Bir diğer önemli konuda devlet memurlarının ikinci hatta üçüncü iş yapmaları… Bu konudaki tartışmalar sürüp gidiyor. Özellikle Meclis’te sıkça gündeme gelen bu tartışmalar ne yazık ki vekillerimizin birçoğunun da part time vekillikyapıp ikinci, üçüncü iş yapmaları nedeniyle ‘bak şu konuşana’ dedirtiyor vatandaşa…
Oysaki ikinci iş konusunda atılacak adım ve alınacak önlem belli: Kamuda mesai sistemini değiştirmek… Sabah 07:30 – 08:30’da başlayan mesai kahve toplantıları, sabah kahvaltılarıyla birlikte bazı kurumlarda 10:00’da başlıyor. Sonra bir bakmışsınız öğle yemeği saati gelmiş. E tabii çocuk da okuldan alınacak falan derken memurların bir çoğu 13:30 – 14:00 gibi paydos ediyor.
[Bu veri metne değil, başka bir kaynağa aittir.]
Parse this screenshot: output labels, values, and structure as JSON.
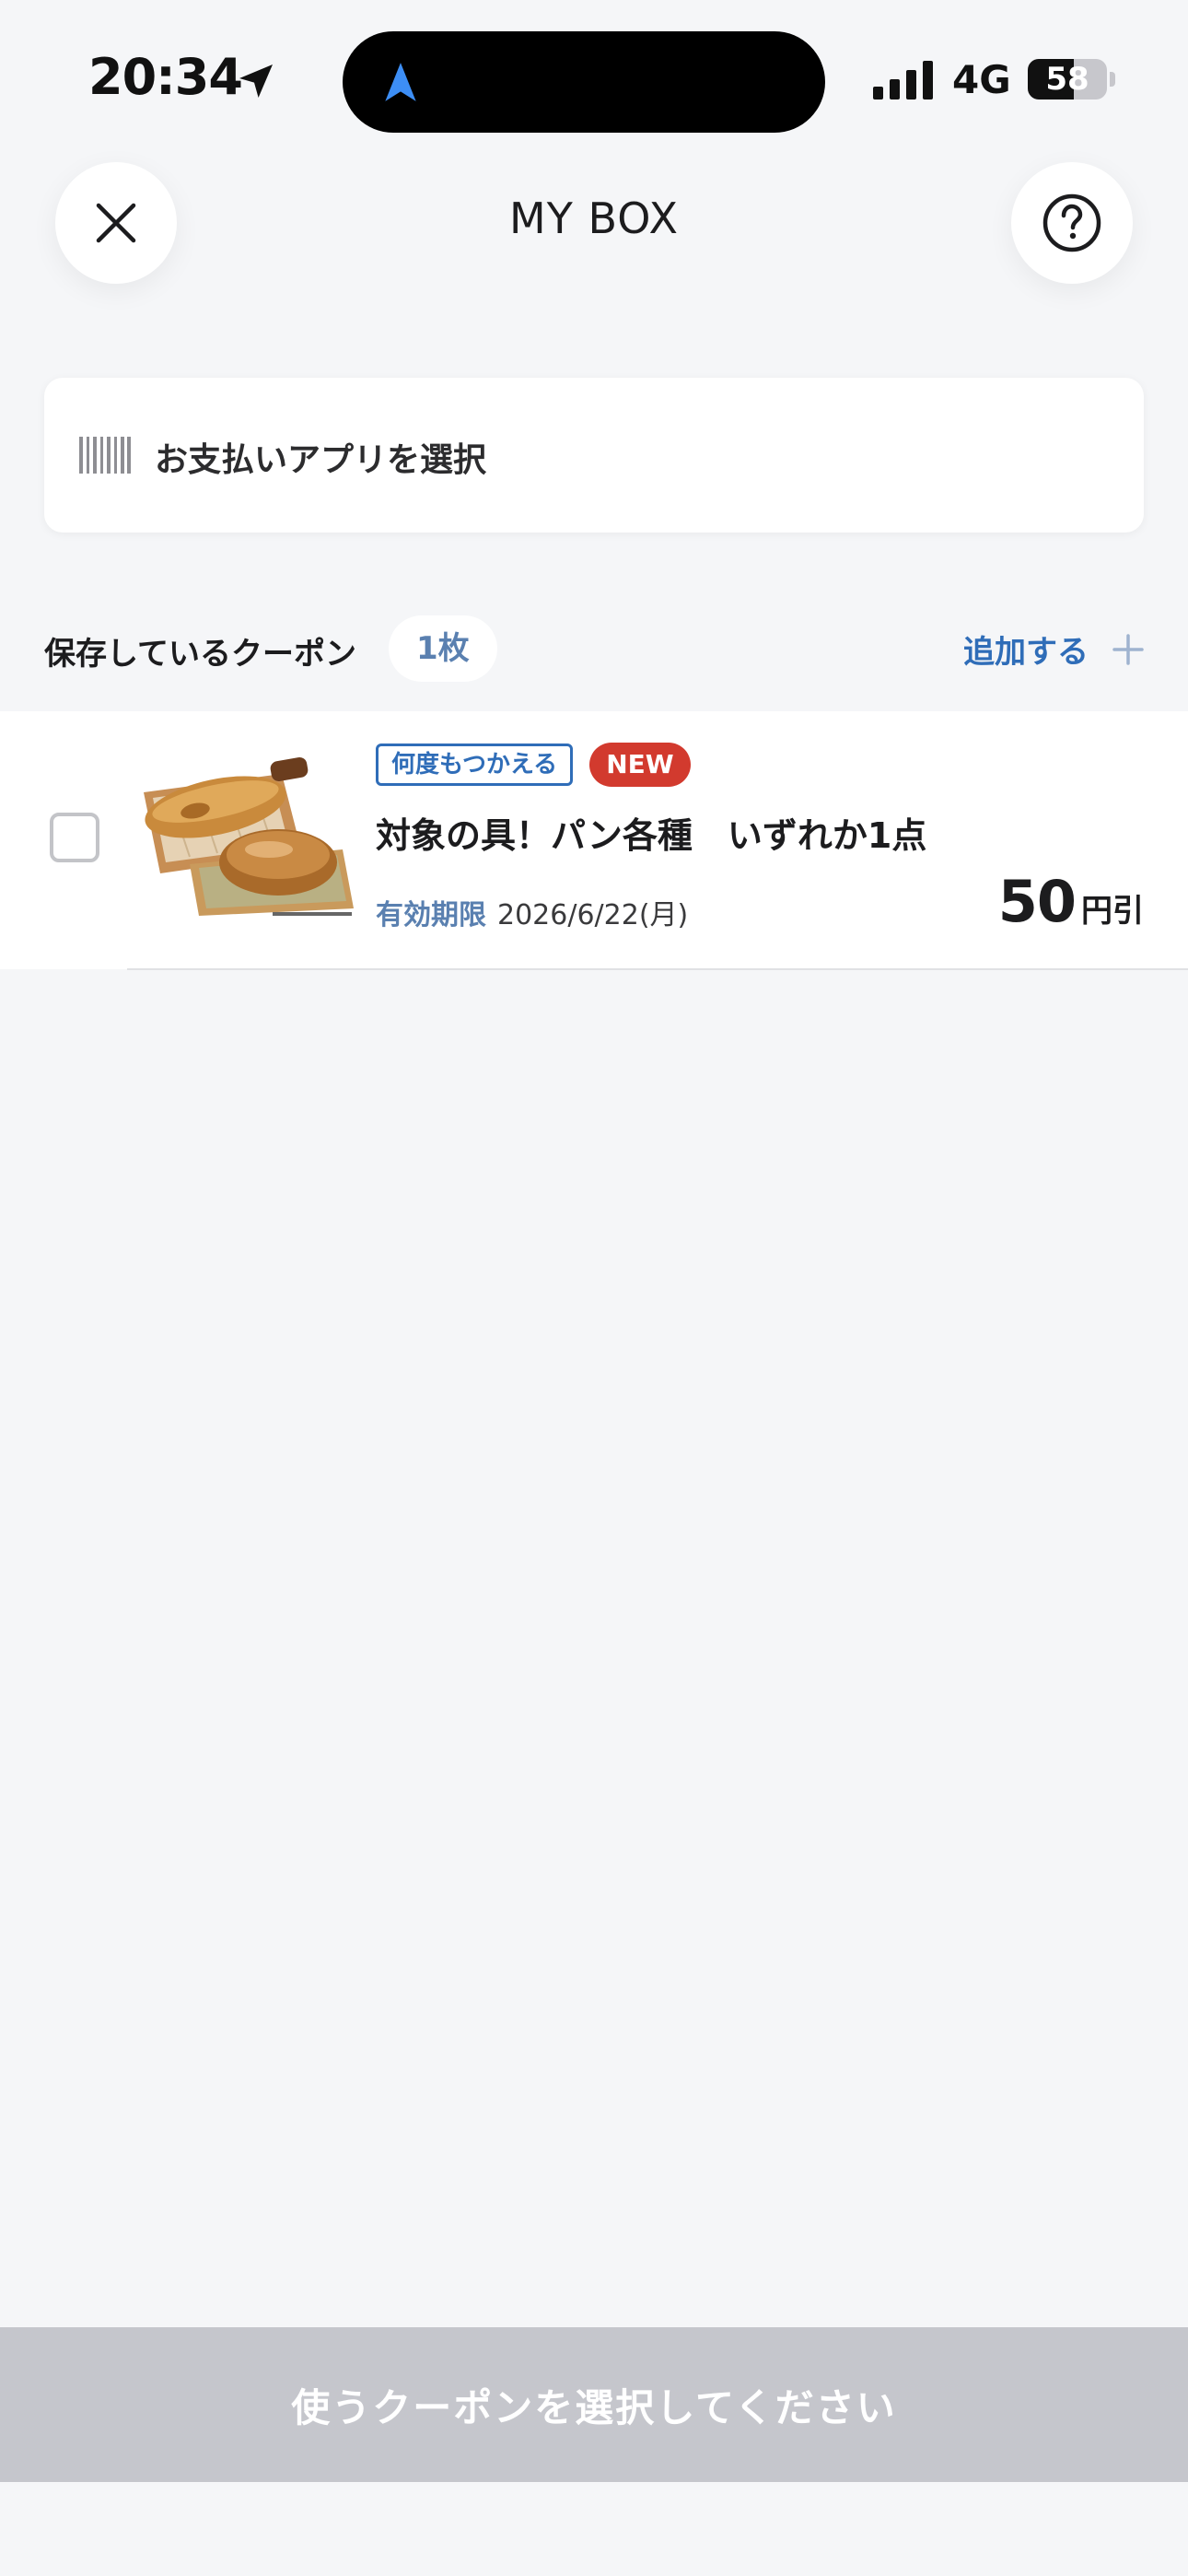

Oysa sabah 09:00 akşam 17:00 arası bir mesai sistemi kurulsa, ofisler kapalı kapı değil de açık ofis şeklinde olsa hatta gerekirse kamera dahi kurulsa bakın bakalım insanlarda ikinci ya da üçüncü iş yapacak kapasite kalıyor mu?

İşyerlerine kamera kurulması ve çalışanın bu yolla gözlenmesi etik dışı ve çoğu ülkelerdeki iş yasalarında legal değil ama ülkemizde pek çok konuda illegallik varken bu çok masum kalır. Koyalım bir de kartlı vardiya sistemi kamu kurumlarına… Sabah mesaiye girdiğinde kartı okutsun memurum. Lavaboya, sigara molasına, öğle yemeğine her çıkışında da göstersin kartını sisteme. Bakalım kaç dakika çalışmış ne yapmış. Akşam çıkarken de okutsun kartını ki görelim kaç saatini işte harcamış.

‘Nazi kampında’ mıyız demeyin. Dünyada işler böyle… Yarışan, globalleşen, dünyalaşmak isteyenler bunları yapıyor. İşinize gelmedi mi tüm bunlar?Buyrun o zaman devletten ayrılalım özel sektördeki kıyasıya rekabette boy gösterelim…
Ayrıca ikinci ya da üçüncü iş yapanlara bir çift sözüm daha var: “Sana 500 lira veririm” diyerek sizi çalıştıranlara artık itibar etmeyin. Bu ülkede yapılan bir işin asgari ücreti 1.400 TL’dir. Siz bir işi 300-500 TL’ye yaparken hem piyasayı kırıyor hem de emeğinizi çaldırıyorsunuz. Çalışmaktan korkmayın çünkü iş dünyası hakkıyla çalışanları sever ve bu dünyada onlara her zaman bir ekmek kapısı vardır.